What does it take to build not only a house but a machine for amusement? In Machine à Amuser, Wim van den Bergh chronicles the genesis of the famous penthouse of French-born Mexican millionaire bachelor Charles de Beistegui. The penthouse was planned and constructed by Le Corbusier & Pierre Jeanneret and built on a rooftop site on the Champs-Élysées between 1929-1932. Retracing the evolution of this icon of modern architecture from the initial competition between Gabriel Guevrekian, André Lurc¸at, and Le Corbusier & Pierre Jeanneret up to the executed version, van den Bergh tells the story of a client's ambition to build a house devoted to entertaining on one of the most well-heeled streets of Paris.
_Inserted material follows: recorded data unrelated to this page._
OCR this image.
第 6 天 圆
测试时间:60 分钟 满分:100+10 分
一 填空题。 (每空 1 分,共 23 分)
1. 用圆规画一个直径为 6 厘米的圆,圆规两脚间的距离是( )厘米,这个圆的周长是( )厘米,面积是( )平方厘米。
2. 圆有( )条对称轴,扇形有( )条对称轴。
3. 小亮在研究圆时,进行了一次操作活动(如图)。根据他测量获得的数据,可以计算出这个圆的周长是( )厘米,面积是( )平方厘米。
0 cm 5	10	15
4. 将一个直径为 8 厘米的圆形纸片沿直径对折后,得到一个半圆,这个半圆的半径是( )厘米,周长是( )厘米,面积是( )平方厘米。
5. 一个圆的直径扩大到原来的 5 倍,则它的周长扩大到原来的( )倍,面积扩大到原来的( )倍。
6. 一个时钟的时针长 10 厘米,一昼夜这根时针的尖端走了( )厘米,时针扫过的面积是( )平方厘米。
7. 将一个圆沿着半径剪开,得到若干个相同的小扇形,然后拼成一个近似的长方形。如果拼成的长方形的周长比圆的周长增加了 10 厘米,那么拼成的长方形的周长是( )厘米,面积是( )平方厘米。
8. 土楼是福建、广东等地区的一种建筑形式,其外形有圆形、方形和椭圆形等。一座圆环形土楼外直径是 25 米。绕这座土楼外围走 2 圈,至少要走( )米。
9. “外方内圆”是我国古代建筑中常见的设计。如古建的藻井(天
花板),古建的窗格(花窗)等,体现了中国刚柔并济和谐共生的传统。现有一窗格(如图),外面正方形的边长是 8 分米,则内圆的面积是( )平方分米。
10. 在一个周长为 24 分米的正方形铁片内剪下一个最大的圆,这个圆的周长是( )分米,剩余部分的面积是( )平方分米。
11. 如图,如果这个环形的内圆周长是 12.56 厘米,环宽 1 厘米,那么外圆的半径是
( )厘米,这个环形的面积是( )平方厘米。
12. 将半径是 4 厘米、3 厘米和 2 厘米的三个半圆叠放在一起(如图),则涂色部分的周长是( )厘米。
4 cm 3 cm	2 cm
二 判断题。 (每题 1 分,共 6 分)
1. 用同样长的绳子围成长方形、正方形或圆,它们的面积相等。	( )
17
Machine à Amuser also examines the cultural milieu of artists and patrons that surrounded Beistegui and which ultimately determined the apartment's conception and use, including its rococo and surrealist-inspired interior decor. Drawing on a panoply of archival material, van den Bergh narrates the tensions that arose between client and architects as each vied for creative control of the project. As the book shows, while Le Corbusier, with his cousin Pierre Jeanneret, remained the official architects of the penthouse, its famed interior was ultimately designed by the client, Charles de Beistegui.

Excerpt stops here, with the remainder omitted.